In one Russian study, positive results were noted with the combination of carbamazepine and gabapentin.

Since the 1970s, antidepressants have been used to treat TN. Currently, the effectiveness of the use of tricyclic antidepressants (TCAs) in the treatment of TN has been proven.

Until now, the selection of analgesic therapy for NB is more an art than a science, since the choice of drugs is mainly empirical. There are often situations when the use of one drug is not effective enough and there is a need for a combination of drugs. The appointment of "rational polypharmacotherapy" (the simultaneous use of drugs with neurotropic, neurometabolic and analgesic mechanisms of action) allows you to increase the effectiveness of treatment with lower dosages of drugs and fewer side effects.

Patients suffering from unbearable pain for a long time, and with ineffectiveness of conservative therapy in the case of classical TN, surgical treatment is recommended. The following approaches are currently used:

1) surgical microvascular decompression;
2) stereotactic radiation therapy, gamma knife;
3) percutaneous balloon microcompression;
4) percutaneous glycerol rhizolysis;
5) percutaneous radiofrequency treatment of the Gasser's node.

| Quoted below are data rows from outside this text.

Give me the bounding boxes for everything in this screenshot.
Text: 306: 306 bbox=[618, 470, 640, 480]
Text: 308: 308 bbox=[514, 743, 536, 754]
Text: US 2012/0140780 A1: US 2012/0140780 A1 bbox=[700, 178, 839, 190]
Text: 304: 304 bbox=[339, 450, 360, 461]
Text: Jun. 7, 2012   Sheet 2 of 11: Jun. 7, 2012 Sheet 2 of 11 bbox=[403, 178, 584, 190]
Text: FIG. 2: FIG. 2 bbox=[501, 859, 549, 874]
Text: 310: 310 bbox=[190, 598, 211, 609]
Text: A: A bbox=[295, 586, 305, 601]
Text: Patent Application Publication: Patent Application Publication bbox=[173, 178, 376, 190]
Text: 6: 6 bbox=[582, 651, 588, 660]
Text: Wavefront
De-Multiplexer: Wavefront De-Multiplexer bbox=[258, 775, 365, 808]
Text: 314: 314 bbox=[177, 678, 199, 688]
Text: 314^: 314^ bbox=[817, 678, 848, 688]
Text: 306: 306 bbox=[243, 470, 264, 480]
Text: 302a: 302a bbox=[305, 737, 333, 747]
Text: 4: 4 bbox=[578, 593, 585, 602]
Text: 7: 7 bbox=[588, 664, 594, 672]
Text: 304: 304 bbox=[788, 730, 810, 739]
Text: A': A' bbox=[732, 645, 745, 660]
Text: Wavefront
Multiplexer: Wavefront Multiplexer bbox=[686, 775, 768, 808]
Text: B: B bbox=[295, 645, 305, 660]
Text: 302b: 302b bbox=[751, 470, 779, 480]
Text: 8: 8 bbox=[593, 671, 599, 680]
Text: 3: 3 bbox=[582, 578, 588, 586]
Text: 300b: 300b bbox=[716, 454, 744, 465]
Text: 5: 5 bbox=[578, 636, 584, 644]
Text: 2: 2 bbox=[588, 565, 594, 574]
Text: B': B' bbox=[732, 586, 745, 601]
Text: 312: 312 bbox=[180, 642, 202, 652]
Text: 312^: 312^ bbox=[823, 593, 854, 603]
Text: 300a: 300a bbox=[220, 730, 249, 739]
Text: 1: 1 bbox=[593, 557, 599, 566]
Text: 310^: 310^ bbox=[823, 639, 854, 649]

The most effective method for surgical treatment of TN is the P. Janetta method, which consists in placing a special pad between the trigeminal nerve and the irritating vessel; in the long term, the effectiveness of treatment is 80%.

In conclusion, we note that the treatment of TN should be multidisciplinary in nature, while the choice of different methods of treatment and the risks of possible complications should be discussed with the patient.